Why would people who are set in their ways participate if they have been successful in doing what they’ve been doing for years?
This is a key issue. Those at Stage 3 ‘have it made’ and are in control of those at Stage 2, so their incentive is predictably not great to change their ‘I’m great- You're not’ point of view. However, if the overarching interest of the organization is to elevate their culture and the outcomes and results of the greater group, then the Stage 2/Stage 3 culture must move to Stage 4. In order to do this, the issue of ego and self-promotion on the part of the Stage 3 people must be addressed. The organization will only move to Stage 4 if the issue of the Stage 2/Stage 3 mentality has been successfully addressed. The issue with Stage 3 will always show up in the overall financial success of the company
How do you get employees to buy-in?
We first do a diagnostic that tells us where we are culturally and the prevailing issues or predicaments that are just not getting resolved. This is called “culture mapping.” Then, we look to discover where there already is alignment to create new overall strategies, using the “strategy model.” Then, we drill down and do the work until each and every person has their own map and their own self-designed strategy. Success depends upon the degree to which people follow the strategies that they created themselves. Normally, the people in the C-Suite hand a strategy to the employees and demand “buy-in.” The way we do it, we involve everybody in the design of their own strategies/ and the wisdom of the overall strategy all at once.
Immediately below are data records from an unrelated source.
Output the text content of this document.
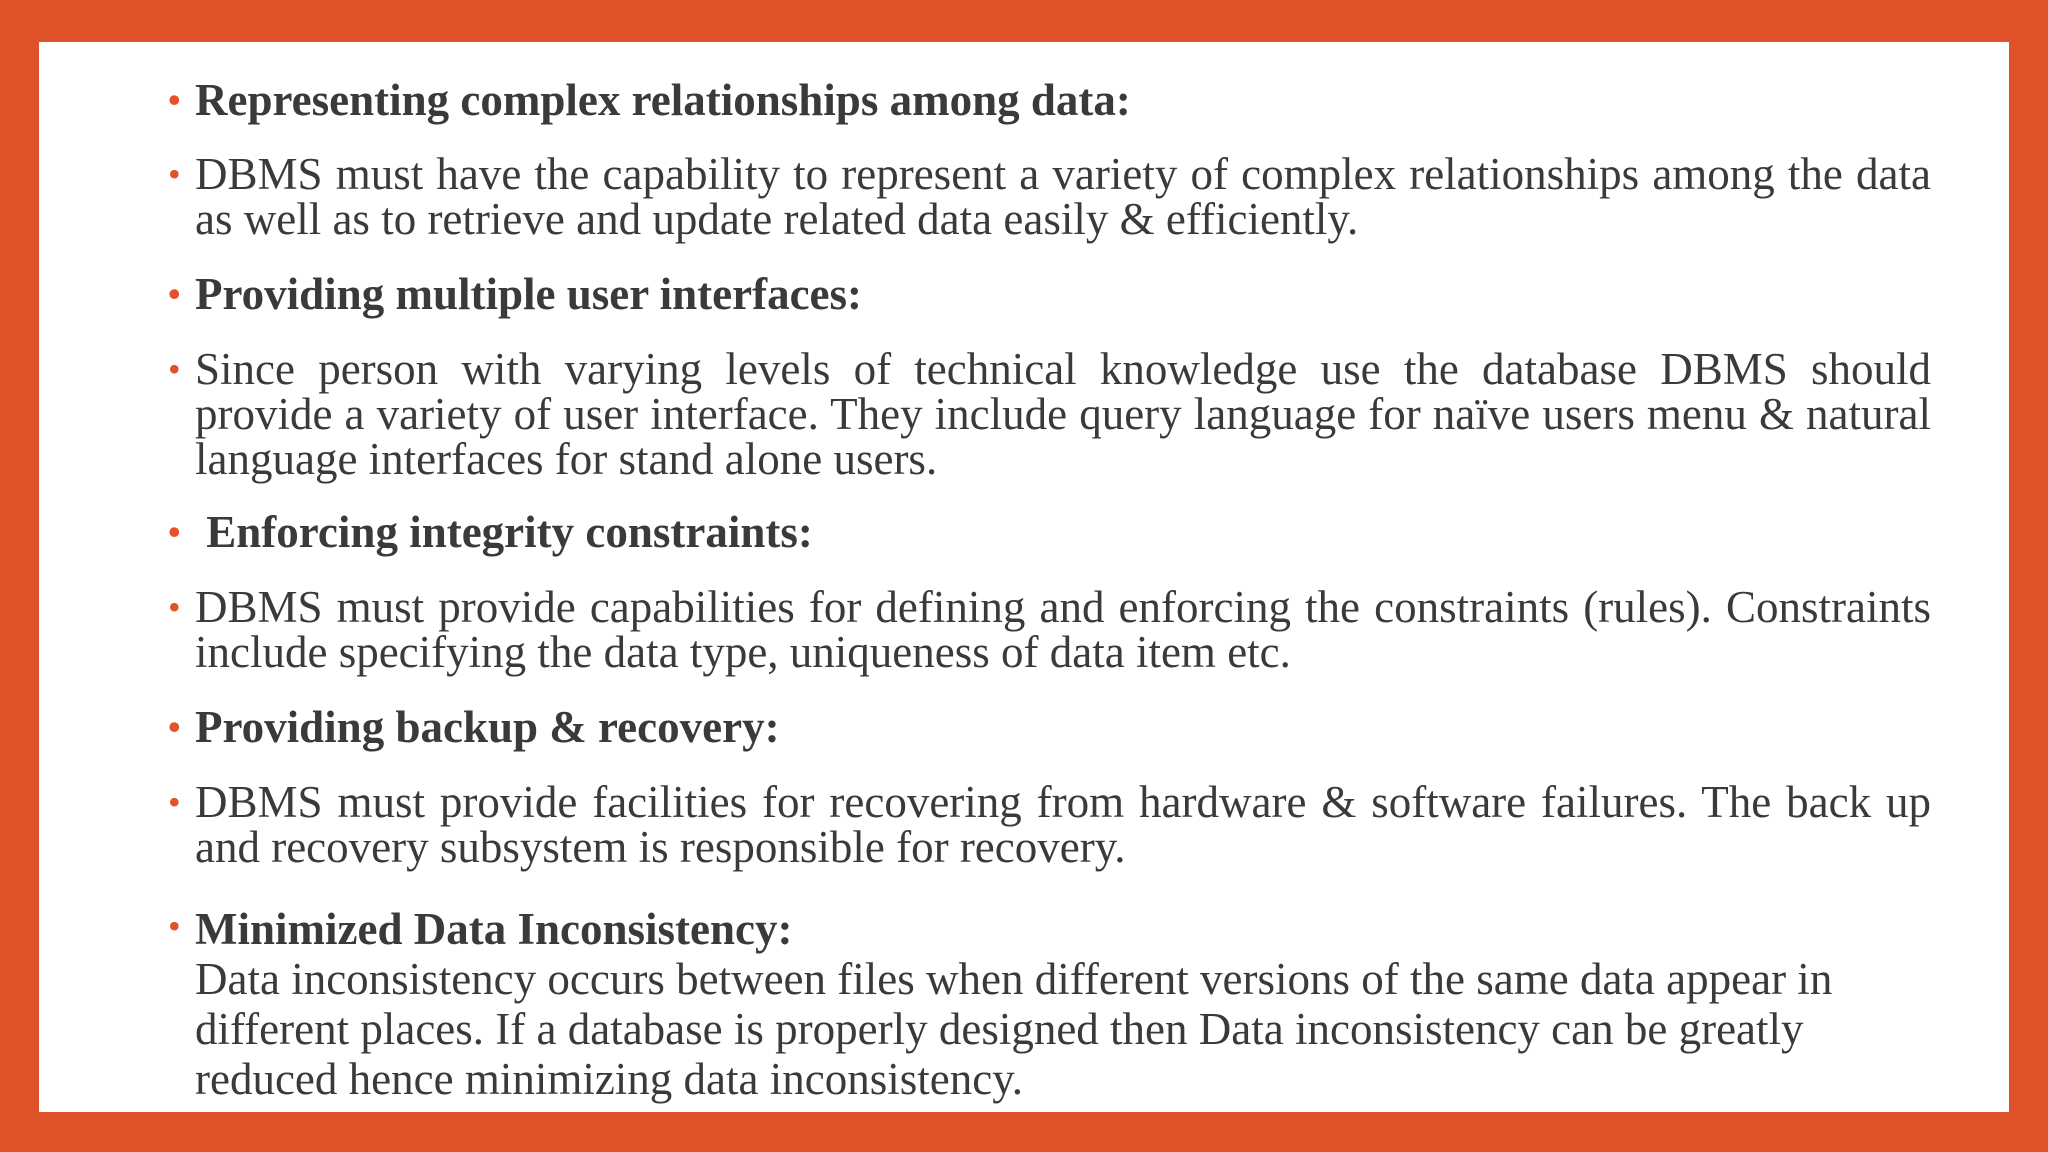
• Representing complex relationships among data:
• DBMS must have the capability to represent a variety of complex relationships among the data as well as to retrieve and update related data easily & efficiently.
• Providing multiple user interfaces:
• Since person with varying levels of technical knowledge use the database DBMS should provide a variety of user interface. They include query language for naïve users menu & natural language interfaces for stand alone users.
• Enforcing integrity constraints:
• DBMS must provide capabilities for defining and enforcing the constraints (rules). Constraints include specifying the data type, uniqueness of data item etc.
• Providing backup & recovery:
• DBMS must provide facilities for recovering from hardware & software failures. The back up and recovery subsystem is responsible for recovery.
• Minimized Data Inconsistency:
Data inconsistency occurs between files when different versions of the same data appear in different places. If a database is properly designed then Data inconsistency can be greatly reduced hence minimizing data inconsistency.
How long does it take to implement a new culture?
Generally, it takes 18-24 months to elevate from a Stage 2 or 3 culture to a Stage 4 culture. Results start to show up within 1-2 quarters.
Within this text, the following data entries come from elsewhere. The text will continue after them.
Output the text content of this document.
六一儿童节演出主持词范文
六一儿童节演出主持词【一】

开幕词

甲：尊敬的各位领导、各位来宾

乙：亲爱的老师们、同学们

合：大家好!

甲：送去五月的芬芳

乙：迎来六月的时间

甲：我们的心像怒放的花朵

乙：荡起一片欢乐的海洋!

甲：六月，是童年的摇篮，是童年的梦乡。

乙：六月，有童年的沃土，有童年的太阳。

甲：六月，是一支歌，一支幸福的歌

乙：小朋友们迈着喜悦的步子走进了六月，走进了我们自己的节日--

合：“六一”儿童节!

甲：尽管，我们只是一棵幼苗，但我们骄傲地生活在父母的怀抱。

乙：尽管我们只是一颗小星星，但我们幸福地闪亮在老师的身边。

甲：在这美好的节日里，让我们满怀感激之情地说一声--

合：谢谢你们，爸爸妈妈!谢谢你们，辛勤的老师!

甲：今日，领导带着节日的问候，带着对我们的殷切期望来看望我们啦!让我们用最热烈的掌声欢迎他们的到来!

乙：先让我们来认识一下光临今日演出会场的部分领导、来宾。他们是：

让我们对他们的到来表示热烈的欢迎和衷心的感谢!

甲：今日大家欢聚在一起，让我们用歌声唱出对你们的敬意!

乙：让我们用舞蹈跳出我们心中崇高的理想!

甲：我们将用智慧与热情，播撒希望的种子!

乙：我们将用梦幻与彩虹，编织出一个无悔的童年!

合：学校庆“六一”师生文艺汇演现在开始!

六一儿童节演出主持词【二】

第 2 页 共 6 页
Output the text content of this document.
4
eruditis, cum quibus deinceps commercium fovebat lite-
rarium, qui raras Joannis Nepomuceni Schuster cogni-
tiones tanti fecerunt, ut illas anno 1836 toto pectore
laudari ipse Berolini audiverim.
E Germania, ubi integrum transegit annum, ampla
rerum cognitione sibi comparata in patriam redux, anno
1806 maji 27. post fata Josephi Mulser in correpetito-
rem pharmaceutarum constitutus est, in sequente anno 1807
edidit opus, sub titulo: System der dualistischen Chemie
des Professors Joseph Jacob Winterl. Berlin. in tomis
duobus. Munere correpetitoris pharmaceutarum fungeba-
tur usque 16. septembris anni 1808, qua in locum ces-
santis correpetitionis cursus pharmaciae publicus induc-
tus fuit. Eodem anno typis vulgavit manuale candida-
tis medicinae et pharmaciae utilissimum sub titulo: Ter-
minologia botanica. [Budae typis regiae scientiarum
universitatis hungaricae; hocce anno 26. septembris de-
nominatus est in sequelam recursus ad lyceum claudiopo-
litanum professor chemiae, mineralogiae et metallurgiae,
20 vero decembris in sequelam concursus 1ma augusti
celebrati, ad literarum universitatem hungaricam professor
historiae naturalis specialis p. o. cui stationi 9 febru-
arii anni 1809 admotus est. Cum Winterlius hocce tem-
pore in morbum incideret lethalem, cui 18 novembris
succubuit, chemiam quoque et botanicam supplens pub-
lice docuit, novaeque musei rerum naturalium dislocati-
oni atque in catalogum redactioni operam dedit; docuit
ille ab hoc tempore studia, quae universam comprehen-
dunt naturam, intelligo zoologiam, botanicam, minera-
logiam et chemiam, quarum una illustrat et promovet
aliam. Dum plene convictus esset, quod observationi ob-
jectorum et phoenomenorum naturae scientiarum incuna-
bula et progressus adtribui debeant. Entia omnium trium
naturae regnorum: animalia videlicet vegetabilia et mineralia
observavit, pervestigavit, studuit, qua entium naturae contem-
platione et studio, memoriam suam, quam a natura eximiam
How do you measure results? Are these merely soft skills?
No, the soft stuff is the hard stuff. Measuring is easy. Measure before you start a project. Measure after you finish a project. When you go from Stage 3 to Stage 4, the results generally go from 3-5x in measurable results, including the bottom line. There are a variety of different metrics that we utilize as we go through the process. Different metrics are appropriate for different circumstances and cultural stages. For a run down on the different stages of culture, refer to the Tribal Leadership TED talk, here.
Will this require reorganization?
No, the current structure and configuration of a company work well with Tribal Leadership because the kinds of benefits are in management and leadership capacity and the ability to work together to resolve problems and produce business results.